跨应用域的人工智能和机器学习的使用不断增加,这加剧了需要在低成本的机器学习实现方面的需求,特别是针对资源受限的嵌入式系统。因此,近似计算,一种探索权力、性能、区域(PPA)和行为准确性(BEHAV)权衡的方法,已经成为实现嵌入式机器学习的可能解决方案。由于机器学习中的MAC操作主导,设计特定平台的近似算术操作成为近似计算中的主要研究问题。最近,AI/ML基于设计空间探索技术来实现近似操作的方法不断增加。然而,大多数这些方法局限于使用ML基代函数来预测一系列相关设计决策的 PPA 和行为影响。虽然这种方法利用ML方法的回归能力,但它并未充分利用机器学习中的更高级方法。为此,我们提出了 AxOCS,一种通过基于机器学习的超级采样来设计近似算术操作的方法。具体来说,我们提出了一种方法,利用不同比特宽度的 Operator 之间的 PPA 和行为指标的关系来生成更大的比特宽度的 Operator。 proposed 的方法涉及穿越相对较小的设计空间,较小的比特宽度 Operator 的设计空间,并使用其相关的设计-PPA-BEHAV 关系来生成较大规模Operator 的基于启发式优化的初始解决方案。AxOCS 对于FPGA优化的近似操作实现的实验评估表明,该方法显著提高了多目标优化时8x8 sign 近似乘法的Hypervolume的质量。
https://arxiv.org/abs/2309.12830
Robot multimodal locomotion encompasses the ability to transition between walking and flying, representing a significant challenge in robotics. This work presents an approach that enables automatic smooth transitions between legged and aerial locomotion. Leveraging the concept of Adversarial Motion Priors, our method allows the robot to imitate motion datasets and accomplish the desired task without the need for complex reward functions. The robot learns walking patterns from human-like gaits and aerial locomotion patterns from motions obtained using trajectory optimization. Through this process, the robot adapts the locomotion scheme based on environmental feedback using reinforcement learning, with the spontaneous emergence of mode-switching behavior. The results highlight the potential for achieving multimodal locomotion in aerial humanoid robotics through automatic control of walking and flying modes, paving the way for applications in diverse domains such as search and rescue, surveillance, and exploration missions. This research contributes to advancing the capabilities of aerial humanoid robots in terms of versatile locomotion in various environments.
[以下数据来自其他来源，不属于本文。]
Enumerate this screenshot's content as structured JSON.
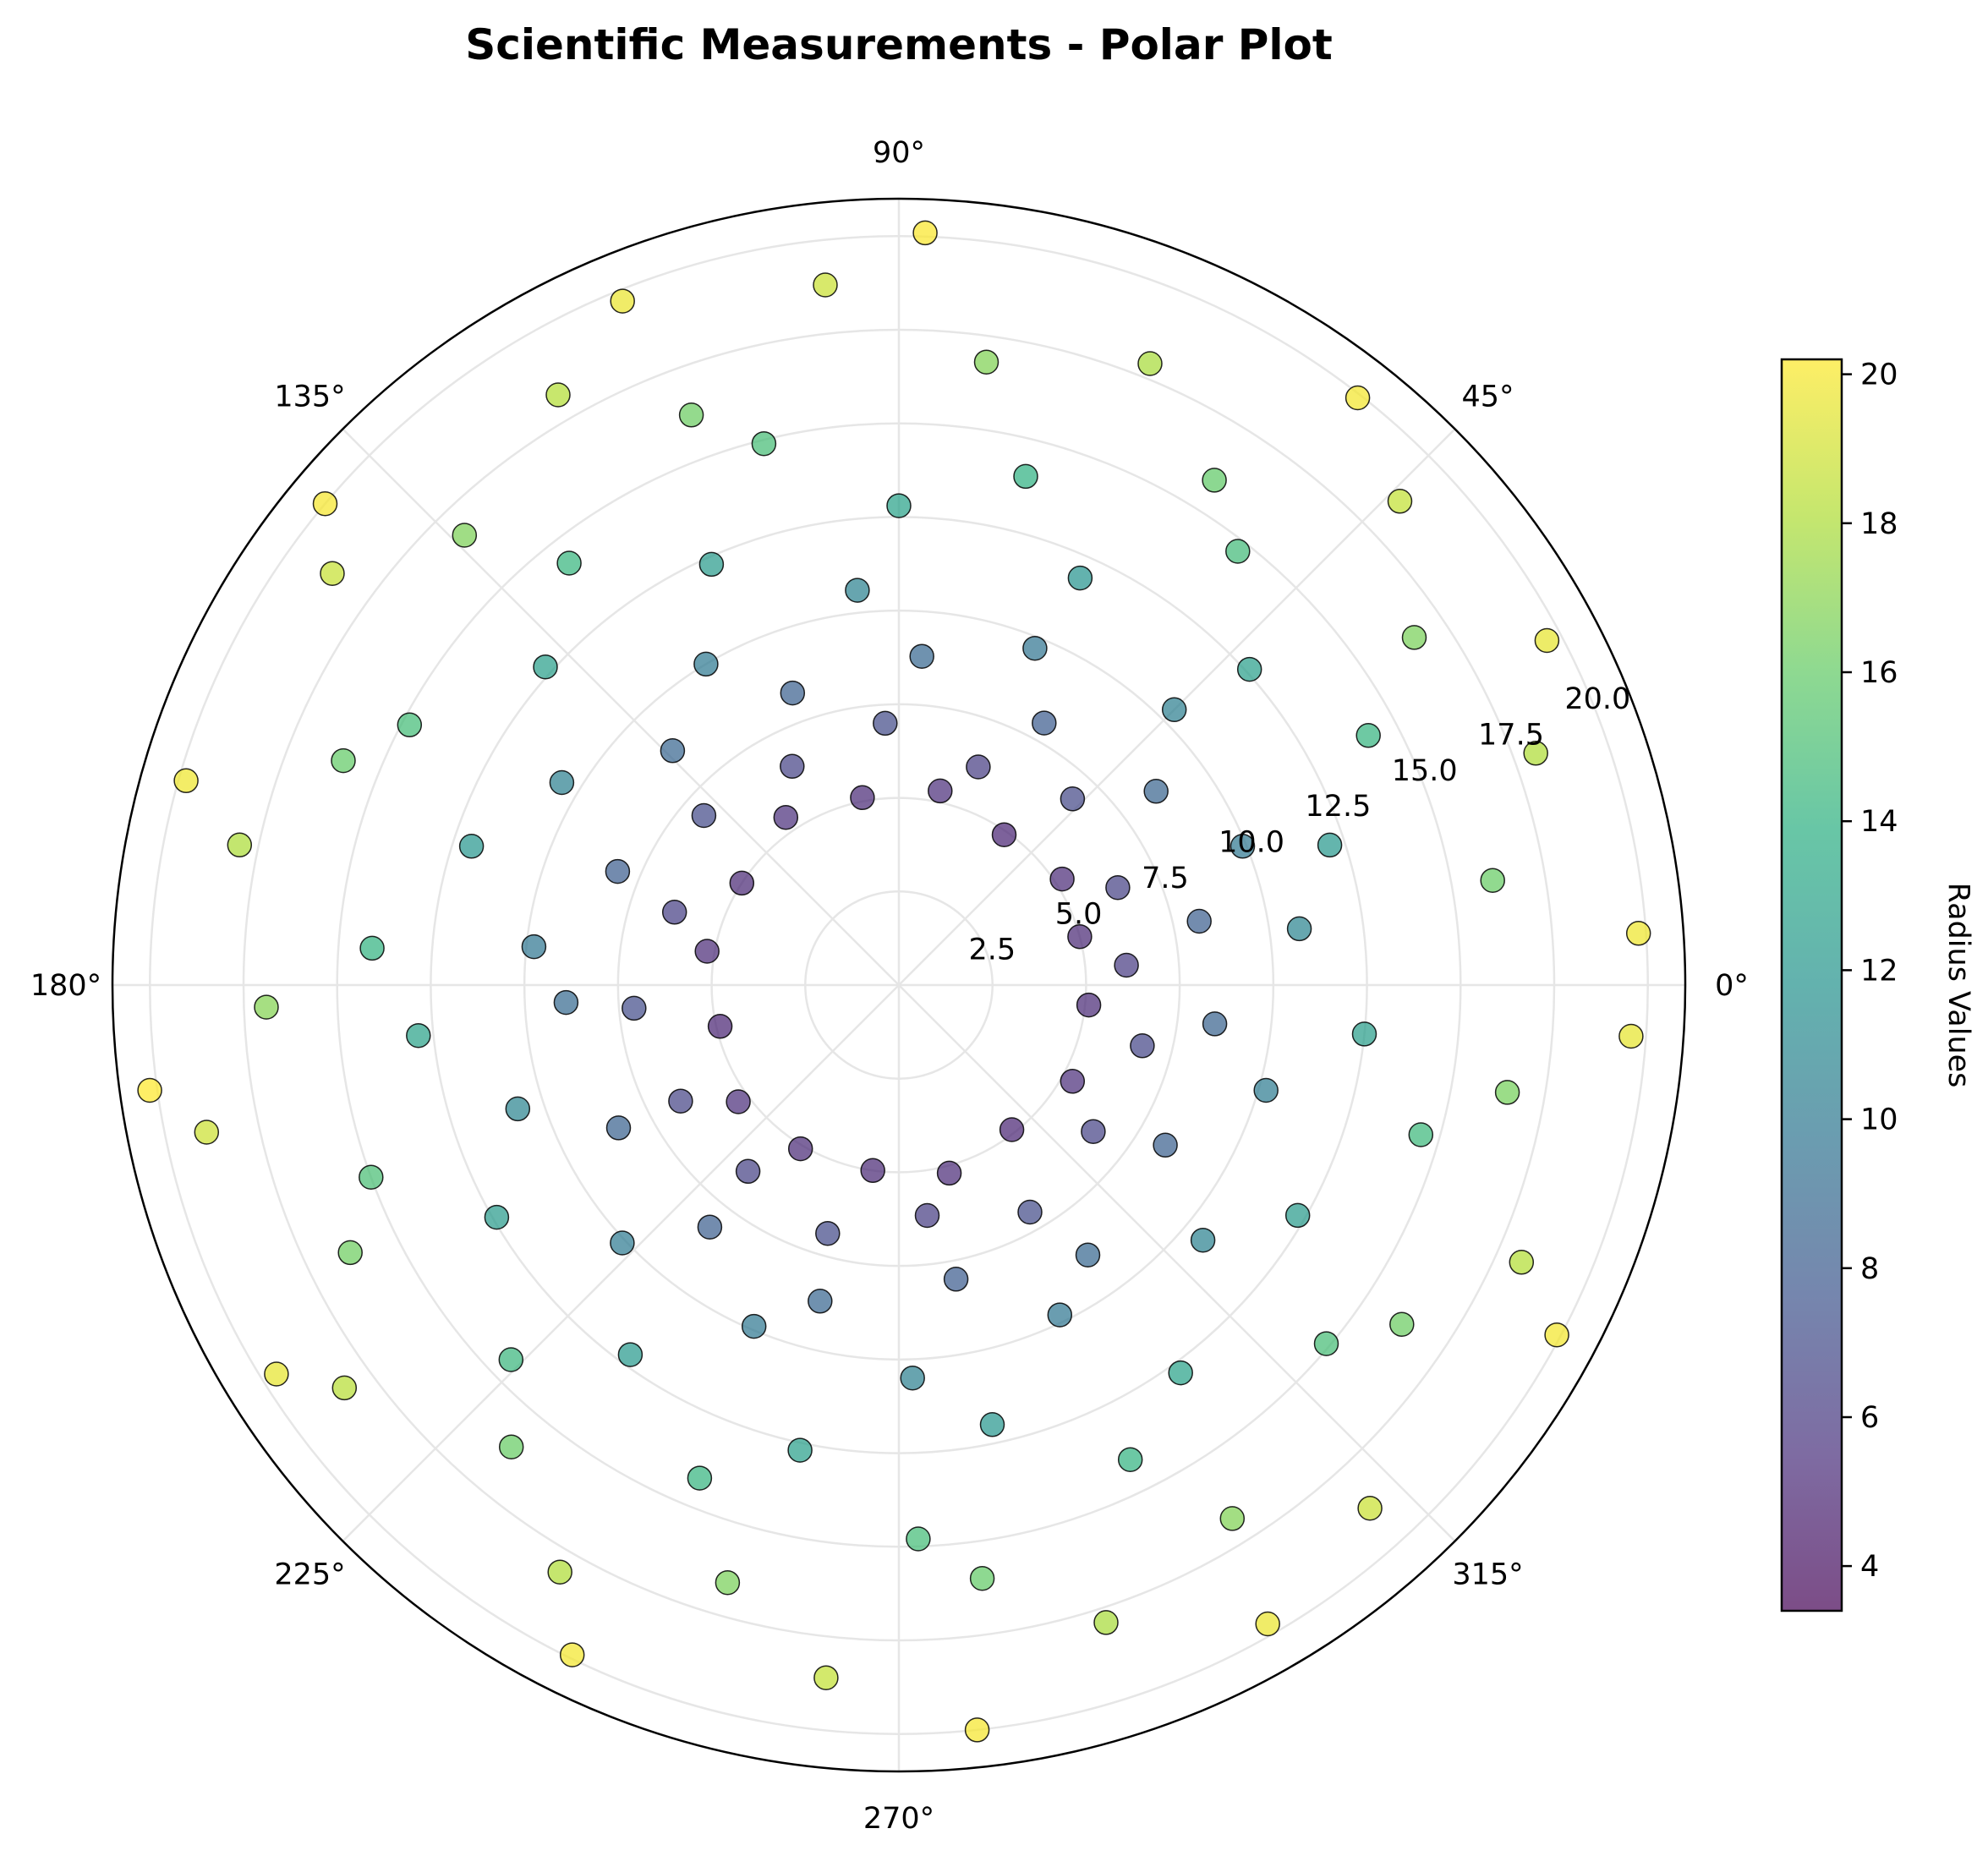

机器人的多模式行走涵盖了步行和飞行之间的平滑过渡,代表了机器人领域的一个重大挑战。这项工作提出了一种方法,可以使机器人实现自动平滑过渡,即从步行到飞行的转型。利用对抗运动先验的概念,我们的算法使机器人能够模仿运动数据集,并完成所需的任务,而不需要复杂的奖励函数。机器人从人类步态学习步行模式,从通过路径优化获得的飞行模式中学习空中行走模式。通过这个过程,机器人使用强化学习环境反馈来适应步行和飞行模式,并出现了模式切换行为。结果突出了通过自动控制步行和飞行模式实现多模式行走的潜力,为各种应用领域(如搜索和救援、监视和探索)提供了应用前景。这项工作为空中型人类机器人在各种环境中的多功能行走提供了扩展能力。
https://arxiv.org/abs/2309.12784
The bin packing is a well-known NP-Hard problem in the domain of artificial intelligence, posing significant challenges in finding efficient solutions. Conversely, recent advancements in quantum technologies have shown promising potential for achieving substantial computational speedup, particularly in certain problem classes, such as combinatorial optimization. In this study, we introduce QAL-BP, a novel Quadratic Unconstrained Binary Optimization (QUBO) formulation designed specifically for bin packing and suitable for quantum computation. QAL-BP utilizes the augmented Lagrangian method to incorporate the bin packing constraints into the objective function while also facilitating an analytical estimation of heuristic, but empirically robust, penalty multipliers. This approach leads to a more versatile and generalizable model that eliminates the need for empirically calculating instance-dependent Lagrangian coefficients, a requirement commonly encountered in alternative QUBO formulations for similar problems. To assess the effectiveness of our proposed approach, we conduct experiments on a set of bin-packing instances using a real Quantum Annealing device. Additionally, we compare the results with those obtained from two different classical solvers, namely simulated annealing and Gurobi. The experimental findings not only confirm the correctness of the proposed formulation but also demonstrate the potential of quantum computation in effectively solving the bin-packing problem, particularly as more reliable quantum technology becomes available.
装箱问题是人工智能领域的一个著名NP-困难问题,在找到高效解决方案方面面临巨大挑战。反之,最近的量子技术进步表明,可以实现显著的计算速度提升,特别是在组合优化等某些问题类中,例如。在本研究中,我们介绍了QL-BP,一个专门设计用于装箱和适合量子计算的新无约束二元优化(QUBO)方案。QL-BP使用增强拉格朗日方法将装箱约束融入目标函数中,同时还方便对启发式但经验上稳健的代价乘数进行 analytical 估计。这种方法导致更灵活和可泛化的模式,消除经验上计算实例相关拉格朗日系数的需求,这在类似问题的QUBO替代方案中经常出现。为了评估我们提出的方案的有效性,我们使用了一个真实的量子退火装置对一组装箱实例进行了实验。此外,我们与模拟退火和Gurobi两个不同的古典求解器进行了比较。实验结果不仅确认了 proposed 方案的正确性,还展示了量子计算在有效地解决装箱问题方面的潜力,尤其是当更可靠的量子技术出现时。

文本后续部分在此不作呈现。